Friday, March 8, 2013

Contemplating Aaron Hicks

Aaron Hicks unloads his third home run of the game
Thursday. It was his fifth homer in three games.
Aaron Hicks did not play a perfect game on Thursday.

Yes, he hit three home runs (two of them, to be sure, wind-aided). Yes, he added a single and a stolen base. It was a wonderful box score line: 5 4 4 6, 3 HR, 1 SB.

But he also made a bad throw from center field, a throw so off target it was actually handled by the left fielder.

Not perfect. But far better than the play of Joe Benson in the Twins other exhibition on a split-squad Thursday; Benson whiffed three times and lost a fly ball in the sun.

As matters stand — and matters stand a bit more than three weeks from Opening Day, plenty of time for things to change — Hicks is winning the center field competition over Benson and Darin Mastroianni, who has been sidelined by a hamstring strain.

Hicks is compiling stats, but that's the least of it. He's working counts and grinding out at-bats. He's covering ground in the outfield and running the bases well. He's displaying good body language. He's doing the things a player needs to do to justify making the jump from Double A to the majors.

Still, there are those observers who doubt that Hicks will get to skip Triple A. For one major thing, waiting a couple of months to call him up might save the Twins more than $2 million in salary in 2015, and even more in following seasons, by delaying his arbitration eligibility.
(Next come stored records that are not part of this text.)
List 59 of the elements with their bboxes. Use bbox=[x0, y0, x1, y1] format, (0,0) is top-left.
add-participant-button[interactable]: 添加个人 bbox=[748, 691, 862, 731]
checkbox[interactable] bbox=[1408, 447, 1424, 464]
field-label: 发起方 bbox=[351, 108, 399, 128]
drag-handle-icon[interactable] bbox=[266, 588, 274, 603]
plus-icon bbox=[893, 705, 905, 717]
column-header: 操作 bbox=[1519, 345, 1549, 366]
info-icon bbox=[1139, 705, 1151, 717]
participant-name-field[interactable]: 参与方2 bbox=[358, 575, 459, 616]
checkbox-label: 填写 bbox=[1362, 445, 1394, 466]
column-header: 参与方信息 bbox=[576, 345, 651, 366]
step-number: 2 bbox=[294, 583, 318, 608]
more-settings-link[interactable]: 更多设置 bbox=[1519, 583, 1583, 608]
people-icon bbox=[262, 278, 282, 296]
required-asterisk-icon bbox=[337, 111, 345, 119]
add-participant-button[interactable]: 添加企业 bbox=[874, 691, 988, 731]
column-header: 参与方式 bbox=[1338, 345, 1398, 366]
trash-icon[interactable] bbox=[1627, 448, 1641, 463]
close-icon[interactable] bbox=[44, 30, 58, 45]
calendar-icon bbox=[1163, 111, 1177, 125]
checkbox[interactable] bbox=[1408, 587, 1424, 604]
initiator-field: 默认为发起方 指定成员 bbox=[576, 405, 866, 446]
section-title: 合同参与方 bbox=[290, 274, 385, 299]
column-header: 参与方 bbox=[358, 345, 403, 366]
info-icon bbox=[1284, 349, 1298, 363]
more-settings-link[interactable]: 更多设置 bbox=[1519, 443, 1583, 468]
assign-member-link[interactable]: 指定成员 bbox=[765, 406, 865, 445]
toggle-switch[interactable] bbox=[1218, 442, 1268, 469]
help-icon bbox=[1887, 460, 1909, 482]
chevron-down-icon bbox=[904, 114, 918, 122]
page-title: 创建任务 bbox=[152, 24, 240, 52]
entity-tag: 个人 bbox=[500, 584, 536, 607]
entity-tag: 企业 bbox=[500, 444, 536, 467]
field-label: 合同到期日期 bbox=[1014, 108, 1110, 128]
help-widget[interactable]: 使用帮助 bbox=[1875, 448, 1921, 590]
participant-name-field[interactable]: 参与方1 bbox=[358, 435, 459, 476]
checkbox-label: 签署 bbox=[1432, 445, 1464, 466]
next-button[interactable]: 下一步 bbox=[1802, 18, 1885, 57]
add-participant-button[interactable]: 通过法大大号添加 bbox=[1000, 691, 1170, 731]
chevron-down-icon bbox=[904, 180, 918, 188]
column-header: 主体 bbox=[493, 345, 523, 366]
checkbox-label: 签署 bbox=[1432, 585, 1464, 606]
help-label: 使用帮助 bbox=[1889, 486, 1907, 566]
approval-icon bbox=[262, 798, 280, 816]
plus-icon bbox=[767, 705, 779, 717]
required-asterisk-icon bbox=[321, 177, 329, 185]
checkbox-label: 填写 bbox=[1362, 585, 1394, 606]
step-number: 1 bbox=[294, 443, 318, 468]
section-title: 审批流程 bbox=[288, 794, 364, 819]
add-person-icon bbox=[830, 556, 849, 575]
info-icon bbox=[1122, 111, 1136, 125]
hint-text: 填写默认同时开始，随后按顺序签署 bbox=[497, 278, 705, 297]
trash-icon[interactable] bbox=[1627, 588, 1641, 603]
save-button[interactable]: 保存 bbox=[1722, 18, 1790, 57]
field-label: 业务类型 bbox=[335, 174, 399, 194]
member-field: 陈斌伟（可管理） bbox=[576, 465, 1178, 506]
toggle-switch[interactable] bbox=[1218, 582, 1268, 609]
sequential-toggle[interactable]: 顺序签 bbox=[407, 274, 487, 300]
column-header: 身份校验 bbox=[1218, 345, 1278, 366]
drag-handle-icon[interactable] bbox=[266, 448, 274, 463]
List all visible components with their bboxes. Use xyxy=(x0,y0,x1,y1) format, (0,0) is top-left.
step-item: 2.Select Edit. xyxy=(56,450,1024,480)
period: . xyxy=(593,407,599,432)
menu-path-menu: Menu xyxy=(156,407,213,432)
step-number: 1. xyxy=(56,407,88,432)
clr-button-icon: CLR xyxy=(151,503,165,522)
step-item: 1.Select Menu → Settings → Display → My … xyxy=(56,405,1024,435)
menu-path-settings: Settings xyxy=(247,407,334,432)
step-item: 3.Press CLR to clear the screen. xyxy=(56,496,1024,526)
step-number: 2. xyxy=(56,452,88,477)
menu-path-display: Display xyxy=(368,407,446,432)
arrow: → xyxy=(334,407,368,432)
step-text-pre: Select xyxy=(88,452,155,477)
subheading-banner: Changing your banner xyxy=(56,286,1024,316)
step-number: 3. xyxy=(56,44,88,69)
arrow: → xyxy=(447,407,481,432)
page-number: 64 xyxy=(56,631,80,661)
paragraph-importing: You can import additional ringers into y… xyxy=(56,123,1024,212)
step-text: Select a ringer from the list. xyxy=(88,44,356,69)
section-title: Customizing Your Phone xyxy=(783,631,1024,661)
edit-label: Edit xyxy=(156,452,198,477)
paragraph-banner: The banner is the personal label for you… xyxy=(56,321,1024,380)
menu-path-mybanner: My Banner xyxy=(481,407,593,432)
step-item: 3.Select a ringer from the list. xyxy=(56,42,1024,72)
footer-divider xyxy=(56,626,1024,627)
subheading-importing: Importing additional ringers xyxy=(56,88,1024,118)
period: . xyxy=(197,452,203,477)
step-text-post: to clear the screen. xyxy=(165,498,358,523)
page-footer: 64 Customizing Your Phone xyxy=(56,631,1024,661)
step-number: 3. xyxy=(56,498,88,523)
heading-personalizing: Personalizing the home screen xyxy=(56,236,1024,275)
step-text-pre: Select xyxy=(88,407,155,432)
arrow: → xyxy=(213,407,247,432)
Pat Reusse wondered Thursday on Twitter what kind of whopper general manager Terry Ryan will come up with to explain Hicks' eventual demotion.

I don't share that skepticism.

It is worth remembering that, after Ryan traded away both Denard Span and Ben Revere this winter, he assured Ron Gardenhire that if Hicks was the best center field candidate this spring, Ryan would not keep him off the roster.

At this point, Hicks is clearly the best center field candidate — not only the best, as I've said here before, in the long run, but the best right now. Unless he suddenly breaks his established character at the plate and develops Benson's lack of strike zone judgment, he'll be the center fielder on Opening Day.

1 comment:

  1. I think you hit the nail on the head.

    Terry Ryan traded AJ Pierzynski and handed the starting job to Joe Mauer to start the season. There is no reason to think he won't do the same thing with Hicks.

    For all the "free ..." movements to bring up young players, I can't think of one that played like they didn't need the extra time in the minors. Managing free agency and arbitration is only a very minor part of the decision making. Options play a much larger role.